Online exams provide a different environment for taking your exams than an in-person invigilated exam.
Some exams are online invigilated exams. If you have an online invigilated exam, make sure you read the guidelines to understand how you need to set up your space, and which (if any) materials you are permitted to use during the exams.
Case study (from Semester 1 2020)
Molly and Kane (not their real names) are second year science students. Due to the COVID-19 pandemic their course coodinator has changed their assessment to an online open-book uninvigilated exam. The exam consists of two parts, each short answers. There is 24 hours allowed to complete the exam. This is the first time that either student has sat an online exam.
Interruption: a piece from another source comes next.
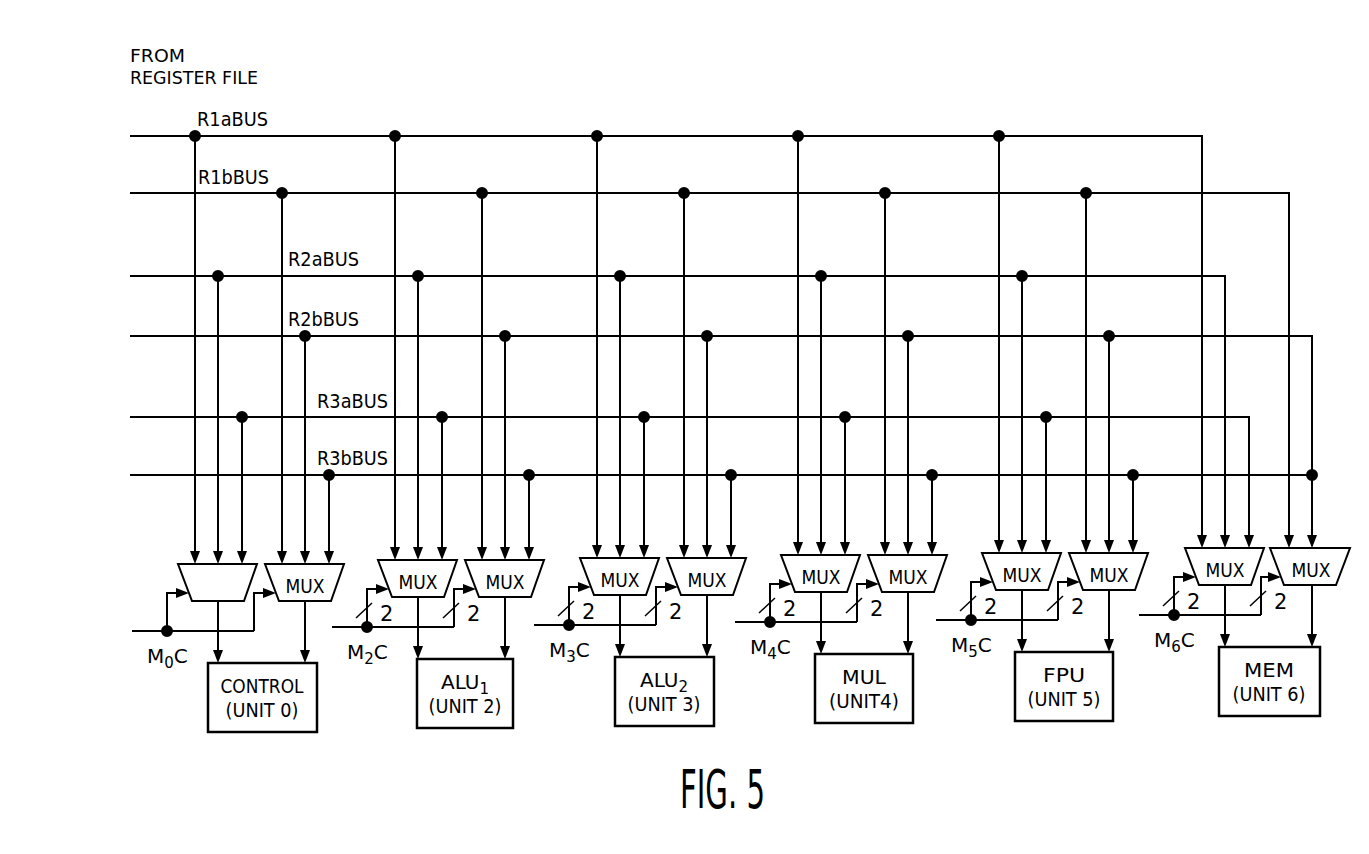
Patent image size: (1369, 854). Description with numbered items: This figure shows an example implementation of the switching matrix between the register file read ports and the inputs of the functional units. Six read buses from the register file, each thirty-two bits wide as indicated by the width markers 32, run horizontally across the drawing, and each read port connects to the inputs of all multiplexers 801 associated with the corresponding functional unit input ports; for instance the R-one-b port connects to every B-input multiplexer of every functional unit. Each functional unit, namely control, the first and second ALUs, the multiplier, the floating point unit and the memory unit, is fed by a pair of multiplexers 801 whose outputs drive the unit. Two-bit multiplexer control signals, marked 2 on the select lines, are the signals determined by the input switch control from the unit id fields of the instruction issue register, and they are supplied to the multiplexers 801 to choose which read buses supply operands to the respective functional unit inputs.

The multiplexer 801 is at (167, 582).
The 32-bit register file bus 32 is at (163, 469).
The 2-bit multiplexer select input 2 is at (206, 612).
After she has finished the exam Molly gets a text from Kane. He says he’s finished the exam too but wants Molly to share her completed exam with him so he can compare their answers. Even though Molly knows that it isn’t right to share exam answers with another student she figures that since Kane is only going to compare his answers to hers it is ok and she sends him a Word version of her answers.
Although Molly doesn’t realise this, Kane actually hasn’t finished the exam. He contacted Molly because he didn’t know the answers and so he copies her answers, renames the document and submits it as his own exam.
When marking, the course coordinator noticed that Molly and Kane had identical answers to both parts of the question (including identical, unusual formatting of tables). The course coordinator investigated further and collected the online timelog for the exam to determine that Molly had submitted the exam first, some time before Kane did.
Molly had no previous breach record. Kane was on the Academic Integrity Register.
Molly and Kane were separately interviewed by the AIO. Molly explained what she did but said she was not aware at the time of what Kane would do with the answers. She was upset that she was deceived by Kane. Kane was very aware of why using another student's answers is not acceptable and was also aware of the possible consequences. He was very apologetic, and fearful of consequences.
The AIO noted that the two students' accounts corroborated each other and also took into consideration the additional stress and unfamiliarity with online learning, social isolation and COVID-19.
So Molly was found to have breach of the policy (cheating in exams) but as a result of genuine misunderstanding and was penalised with a loss of 10% of the marks for the assessment.
Kane was found to have a second breach (with no genuine misunderstanding) and received 0% for the assessment.